5. Another analysis of large collaborative cohorts of the question of early ART initiation carried out recently, using different methods pioneered within the MACS cohort, has concluded that a CD4 count of 350/mm3 is the minimum threshold at which ART should be started. There was no evidence for a mortality benefit from starting at higher CD4 count levels. The reasons for the difference in findings are unclear.
- Kitahata et al. Effect of Early versus Deferred Antiretroviral Therapy for HIV on Survival. Early release at www.nejm.org April 1, 2009 (10.1056/NEJMoa0807252).
- Panel on Antiretroviral Guidelines for Adults and Adolescents. Guidelines for the use of antiretroviral agents in HIV-1-infected adults and adolescents. Department of Health and Human Services. November 3, 2008; 1-139. Available at
Accessed 6 April 2009.
- Canner PL. Influence of adherence to treatment and response of cholesterol on mortality in the Coronary Drug Project. N Engl J Med 1980; 1038.

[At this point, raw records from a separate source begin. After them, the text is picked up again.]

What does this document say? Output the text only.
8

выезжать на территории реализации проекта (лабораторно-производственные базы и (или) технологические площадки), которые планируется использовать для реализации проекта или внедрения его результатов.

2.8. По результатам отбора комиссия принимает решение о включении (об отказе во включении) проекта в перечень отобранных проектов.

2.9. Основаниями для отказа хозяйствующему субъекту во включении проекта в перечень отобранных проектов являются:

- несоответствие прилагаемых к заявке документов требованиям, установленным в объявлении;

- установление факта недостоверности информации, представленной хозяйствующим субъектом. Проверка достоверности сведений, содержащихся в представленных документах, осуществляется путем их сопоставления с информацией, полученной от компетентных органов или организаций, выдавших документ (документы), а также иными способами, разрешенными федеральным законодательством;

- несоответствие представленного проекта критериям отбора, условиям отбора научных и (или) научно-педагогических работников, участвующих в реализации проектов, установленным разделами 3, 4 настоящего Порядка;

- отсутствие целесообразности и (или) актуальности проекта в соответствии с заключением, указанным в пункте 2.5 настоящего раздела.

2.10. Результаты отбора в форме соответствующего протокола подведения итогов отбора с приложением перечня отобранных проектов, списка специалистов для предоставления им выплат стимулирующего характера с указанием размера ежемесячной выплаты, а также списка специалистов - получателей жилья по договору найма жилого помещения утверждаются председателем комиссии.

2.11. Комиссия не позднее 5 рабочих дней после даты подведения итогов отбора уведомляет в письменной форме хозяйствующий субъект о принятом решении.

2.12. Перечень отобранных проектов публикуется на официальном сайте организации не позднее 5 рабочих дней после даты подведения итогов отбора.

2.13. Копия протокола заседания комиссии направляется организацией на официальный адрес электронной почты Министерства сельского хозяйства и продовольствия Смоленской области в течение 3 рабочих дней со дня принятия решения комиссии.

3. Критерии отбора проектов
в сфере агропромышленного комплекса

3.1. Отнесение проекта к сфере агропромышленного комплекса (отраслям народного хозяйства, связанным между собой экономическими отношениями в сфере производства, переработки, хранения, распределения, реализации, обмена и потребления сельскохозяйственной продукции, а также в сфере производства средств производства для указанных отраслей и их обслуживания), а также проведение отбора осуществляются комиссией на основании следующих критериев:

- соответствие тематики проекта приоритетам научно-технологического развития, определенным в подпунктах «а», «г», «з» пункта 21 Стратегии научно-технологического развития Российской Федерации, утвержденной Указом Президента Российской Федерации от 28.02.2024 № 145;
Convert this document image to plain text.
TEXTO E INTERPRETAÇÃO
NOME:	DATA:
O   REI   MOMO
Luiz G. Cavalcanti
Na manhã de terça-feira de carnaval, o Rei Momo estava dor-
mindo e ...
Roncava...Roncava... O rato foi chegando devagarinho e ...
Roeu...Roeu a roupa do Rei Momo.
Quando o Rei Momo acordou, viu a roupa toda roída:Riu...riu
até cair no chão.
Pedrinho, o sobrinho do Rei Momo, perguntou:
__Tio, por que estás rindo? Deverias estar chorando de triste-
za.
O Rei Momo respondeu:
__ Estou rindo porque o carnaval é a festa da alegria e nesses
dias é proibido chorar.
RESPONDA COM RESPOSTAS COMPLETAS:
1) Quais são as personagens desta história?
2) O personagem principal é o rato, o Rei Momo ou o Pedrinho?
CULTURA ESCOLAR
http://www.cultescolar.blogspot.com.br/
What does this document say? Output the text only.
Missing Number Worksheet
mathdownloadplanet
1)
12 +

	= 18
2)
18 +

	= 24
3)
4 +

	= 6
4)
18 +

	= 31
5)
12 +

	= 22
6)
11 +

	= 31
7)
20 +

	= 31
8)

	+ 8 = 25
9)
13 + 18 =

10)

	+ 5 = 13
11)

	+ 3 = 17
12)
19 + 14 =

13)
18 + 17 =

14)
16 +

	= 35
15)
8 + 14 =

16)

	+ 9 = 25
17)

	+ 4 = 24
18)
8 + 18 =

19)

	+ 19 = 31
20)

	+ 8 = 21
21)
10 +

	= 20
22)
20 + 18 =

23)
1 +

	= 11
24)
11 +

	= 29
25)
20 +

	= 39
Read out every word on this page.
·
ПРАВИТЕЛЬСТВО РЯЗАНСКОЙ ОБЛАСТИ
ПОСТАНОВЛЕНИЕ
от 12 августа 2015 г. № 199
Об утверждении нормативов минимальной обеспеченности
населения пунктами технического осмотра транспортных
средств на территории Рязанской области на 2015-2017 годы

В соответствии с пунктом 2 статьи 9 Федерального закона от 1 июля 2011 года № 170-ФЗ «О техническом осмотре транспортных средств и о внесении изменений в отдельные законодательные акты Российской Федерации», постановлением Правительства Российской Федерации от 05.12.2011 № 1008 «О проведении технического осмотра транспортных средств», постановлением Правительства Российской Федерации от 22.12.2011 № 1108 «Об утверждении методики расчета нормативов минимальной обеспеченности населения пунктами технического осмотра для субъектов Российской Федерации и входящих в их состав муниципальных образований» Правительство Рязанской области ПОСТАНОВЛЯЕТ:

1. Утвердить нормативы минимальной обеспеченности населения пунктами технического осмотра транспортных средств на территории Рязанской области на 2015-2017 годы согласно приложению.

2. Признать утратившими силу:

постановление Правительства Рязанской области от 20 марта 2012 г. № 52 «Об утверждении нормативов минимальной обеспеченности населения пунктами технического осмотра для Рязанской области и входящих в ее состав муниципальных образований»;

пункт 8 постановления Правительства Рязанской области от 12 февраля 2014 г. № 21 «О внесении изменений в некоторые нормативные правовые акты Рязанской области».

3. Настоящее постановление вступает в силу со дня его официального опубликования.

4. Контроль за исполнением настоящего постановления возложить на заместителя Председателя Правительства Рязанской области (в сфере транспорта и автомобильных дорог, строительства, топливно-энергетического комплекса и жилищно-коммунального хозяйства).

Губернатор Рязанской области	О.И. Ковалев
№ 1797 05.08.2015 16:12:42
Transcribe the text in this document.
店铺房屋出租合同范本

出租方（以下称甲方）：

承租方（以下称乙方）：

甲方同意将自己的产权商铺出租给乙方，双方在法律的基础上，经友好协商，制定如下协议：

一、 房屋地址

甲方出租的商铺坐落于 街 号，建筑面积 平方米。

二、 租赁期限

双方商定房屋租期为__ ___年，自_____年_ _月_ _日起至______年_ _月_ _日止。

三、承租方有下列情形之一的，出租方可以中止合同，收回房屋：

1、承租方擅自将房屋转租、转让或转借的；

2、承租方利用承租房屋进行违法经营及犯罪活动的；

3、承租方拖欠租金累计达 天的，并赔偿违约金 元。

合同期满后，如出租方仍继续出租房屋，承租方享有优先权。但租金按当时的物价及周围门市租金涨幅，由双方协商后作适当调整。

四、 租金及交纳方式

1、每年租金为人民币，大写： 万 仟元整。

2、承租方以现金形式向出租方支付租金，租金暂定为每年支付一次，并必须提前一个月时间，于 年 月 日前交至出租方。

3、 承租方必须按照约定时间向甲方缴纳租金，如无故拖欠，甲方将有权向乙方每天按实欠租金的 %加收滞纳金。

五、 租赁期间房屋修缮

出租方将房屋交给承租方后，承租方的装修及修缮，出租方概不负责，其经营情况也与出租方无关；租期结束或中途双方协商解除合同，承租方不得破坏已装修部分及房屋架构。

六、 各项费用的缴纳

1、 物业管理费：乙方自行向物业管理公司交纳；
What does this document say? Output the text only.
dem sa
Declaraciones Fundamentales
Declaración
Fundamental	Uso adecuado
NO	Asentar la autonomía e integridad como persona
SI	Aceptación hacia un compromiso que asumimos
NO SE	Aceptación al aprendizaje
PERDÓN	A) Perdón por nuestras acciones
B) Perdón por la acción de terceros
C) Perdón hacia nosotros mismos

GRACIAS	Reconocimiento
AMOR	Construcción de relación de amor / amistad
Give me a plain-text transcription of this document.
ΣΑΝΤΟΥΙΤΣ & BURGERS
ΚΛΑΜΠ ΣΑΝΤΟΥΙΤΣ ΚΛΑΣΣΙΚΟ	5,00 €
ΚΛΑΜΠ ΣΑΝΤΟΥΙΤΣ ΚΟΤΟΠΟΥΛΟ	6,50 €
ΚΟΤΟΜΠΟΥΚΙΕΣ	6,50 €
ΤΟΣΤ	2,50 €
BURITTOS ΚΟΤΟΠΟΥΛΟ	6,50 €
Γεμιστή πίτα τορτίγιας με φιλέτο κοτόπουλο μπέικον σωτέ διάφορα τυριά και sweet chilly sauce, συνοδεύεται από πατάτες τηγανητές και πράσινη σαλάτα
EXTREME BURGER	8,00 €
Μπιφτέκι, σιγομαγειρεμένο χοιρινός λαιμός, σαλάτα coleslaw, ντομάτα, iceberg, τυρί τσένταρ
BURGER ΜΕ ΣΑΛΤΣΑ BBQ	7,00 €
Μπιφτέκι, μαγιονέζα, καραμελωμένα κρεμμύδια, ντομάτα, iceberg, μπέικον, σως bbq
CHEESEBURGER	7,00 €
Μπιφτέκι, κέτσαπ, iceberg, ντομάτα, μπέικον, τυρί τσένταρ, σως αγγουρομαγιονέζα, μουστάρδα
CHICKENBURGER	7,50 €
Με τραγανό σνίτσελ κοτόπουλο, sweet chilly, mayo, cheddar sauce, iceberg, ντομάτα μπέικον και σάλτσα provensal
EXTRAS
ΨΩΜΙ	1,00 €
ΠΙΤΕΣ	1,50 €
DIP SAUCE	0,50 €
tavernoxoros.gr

- Irvine J, Baker B, Smith J, et al. Poor adherence to placebo or amiodarone therapy predicts mortality: Results from the CAMIAT study. Psychometric Med 1999; 61:566-575.
- Simpson, SH; Eurich, DT; Majumdar, SR, et al. A meta-analysis of the association between adherence to drug therapy and mortality. BMJ 2006; 333:15-18.
- Granger, BB; Swedberg, K; Ekman, I, et al. Adherence to candesartan and placebo and outcomes in chronic heart failure in the CHARM programme: double-blind, randomised, controlled clinical trial. Lancet 2005; 366:2005-2011.